Cooperative Institute for Mesoscale Meteorological Studies

RESEARCH

 

NOAA Strategic Goal 3: Serve Society’s Need for Weather and Water Information

Doppler Weather Radar Research and Development

NSSL Project 7 – Investigation of Advancements in Radar Technology toward the Improvement of Hazardous Weather Detection and Warnings:

Improvement of Spectral Moment and Polarimetric Variable Estimates using Decorrelating Transformations on Oversampled Range Data

Torres (primary – CIMMS at NSSL)

Funding Type: CIMMS Task II

Objectives
Exploit range oversampling followed by a decorrelation transformation for faster data temporal acquisition and denser spatial sampling as needed to satisfy some of the evolutionary requirements for the WSR- 88D.

Accomplishments
Range oversampling followed by a decorrelation transformation is a novel method for increasing the number of independent samples from which to estimate the Doppler spectrum, its moments, as well as several polarimetric variables on pulsed weather radars. Since errors of estimates increase with increased antenna rotation speed, the decreased errors associated with decorrelation permit the antenna to rotate faster while maintaining the current errors of estimates. It follows that storms can be surveyed much faster than is possible with current processing methods. Alternatively, for a given volume scanning time, errors of estimates can be greatly reduced. These are important considerations in WSR-88D operations. This technique can be exploited in a combination of faster data temporal acquisition and denser spatial sampling as needed to satisfy some of the evolutionary requirements for the WSR-88D.

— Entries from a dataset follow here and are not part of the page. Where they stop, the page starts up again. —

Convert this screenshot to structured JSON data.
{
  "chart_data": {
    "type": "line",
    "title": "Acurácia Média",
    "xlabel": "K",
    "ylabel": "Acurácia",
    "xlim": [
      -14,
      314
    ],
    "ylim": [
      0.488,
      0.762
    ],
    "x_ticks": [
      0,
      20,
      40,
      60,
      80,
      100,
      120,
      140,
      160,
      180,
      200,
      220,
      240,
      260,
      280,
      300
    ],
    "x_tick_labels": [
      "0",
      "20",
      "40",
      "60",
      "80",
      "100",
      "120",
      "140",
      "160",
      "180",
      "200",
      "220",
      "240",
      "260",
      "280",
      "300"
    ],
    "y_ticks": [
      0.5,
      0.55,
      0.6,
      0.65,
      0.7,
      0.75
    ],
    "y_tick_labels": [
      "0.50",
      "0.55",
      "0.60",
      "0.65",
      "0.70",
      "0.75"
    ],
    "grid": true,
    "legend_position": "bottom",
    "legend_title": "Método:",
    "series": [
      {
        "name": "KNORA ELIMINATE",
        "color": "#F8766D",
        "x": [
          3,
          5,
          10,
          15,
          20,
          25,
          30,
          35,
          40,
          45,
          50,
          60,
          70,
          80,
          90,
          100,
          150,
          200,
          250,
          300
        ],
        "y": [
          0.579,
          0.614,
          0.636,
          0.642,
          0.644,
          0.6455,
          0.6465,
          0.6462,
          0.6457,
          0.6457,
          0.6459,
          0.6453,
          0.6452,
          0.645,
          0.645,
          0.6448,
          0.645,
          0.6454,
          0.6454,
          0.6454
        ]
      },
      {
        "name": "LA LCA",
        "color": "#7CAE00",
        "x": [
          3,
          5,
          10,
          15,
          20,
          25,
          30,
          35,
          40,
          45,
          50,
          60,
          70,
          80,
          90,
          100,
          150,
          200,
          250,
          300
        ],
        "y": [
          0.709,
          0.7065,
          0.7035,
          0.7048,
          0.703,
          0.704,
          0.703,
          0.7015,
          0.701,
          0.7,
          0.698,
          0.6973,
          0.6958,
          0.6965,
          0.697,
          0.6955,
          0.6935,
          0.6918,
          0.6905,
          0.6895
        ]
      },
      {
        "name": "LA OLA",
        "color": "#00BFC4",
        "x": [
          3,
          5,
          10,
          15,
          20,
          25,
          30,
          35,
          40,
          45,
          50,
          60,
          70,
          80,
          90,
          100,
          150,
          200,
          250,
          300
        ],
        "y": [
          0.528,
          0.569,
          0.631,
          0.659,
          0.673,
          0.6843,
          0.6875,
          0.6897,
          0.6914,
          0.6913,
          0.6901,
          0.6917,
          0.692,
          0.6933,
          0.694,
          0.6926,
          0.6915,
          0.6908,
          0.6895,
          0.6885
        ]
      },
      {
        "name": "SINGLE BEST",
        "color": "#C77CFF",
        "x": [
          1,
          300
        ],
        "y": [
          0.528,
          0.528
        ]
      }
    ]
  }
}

During the past year, we continued our focus on practical issues involving the implementation of oversampling and pseudo-whitening techniques within the WSR-88D operational environment. It was observed that if the amplitude and/or phase mismatch between transmission pulses is disregarded in the formulation of the decorrelation transformation, processing of range oversampled dual-polarization signals with the standard whitening transformation can produce biased polarimetric variable estimates. Our research demonstrated that, by properly accounting for the amplitude and/or phase differences in the two polarization channels, it is always possible to obtain unbiased polarimetric variable estimates. However, the accuracy of these estimators may degrade as the degree of mismatch between the horizontally and the vertically polarized transmitted pulses increases. Optimum estimators can be derived by solving a constrained minimization problem.

This project is ongoing.

Publications
Torres, S. M., 2007: Range oversampling techniques for polarimetric radars with dual transmitters. Preprints, 33rd International Conf. on Radar Meteorology, Cairns, Australia, Amer. Meteor. Soc., P7.5.

Bias and standard deviation of cross-correlation coefficient estimates vs. amplitude and phase polarimetric channel mismatches

Bias and standard deviation of cross-correlation coefficient estimates vs. amplitude and phase polarimetric channel mismatches. Different curves correspond to (a) traditional matched filtering (MFB), (b) oversampling and averaging (OAB), (c) original whitening transformation (WTB), (d) unbiased whitening transformation (UWTB), and (e) optimum, unbiased whitening transformation (OUWTB). OUWTB estimates are unbiased and exhibit minimum variance for the entire range of amplitude and phase channel mismatches.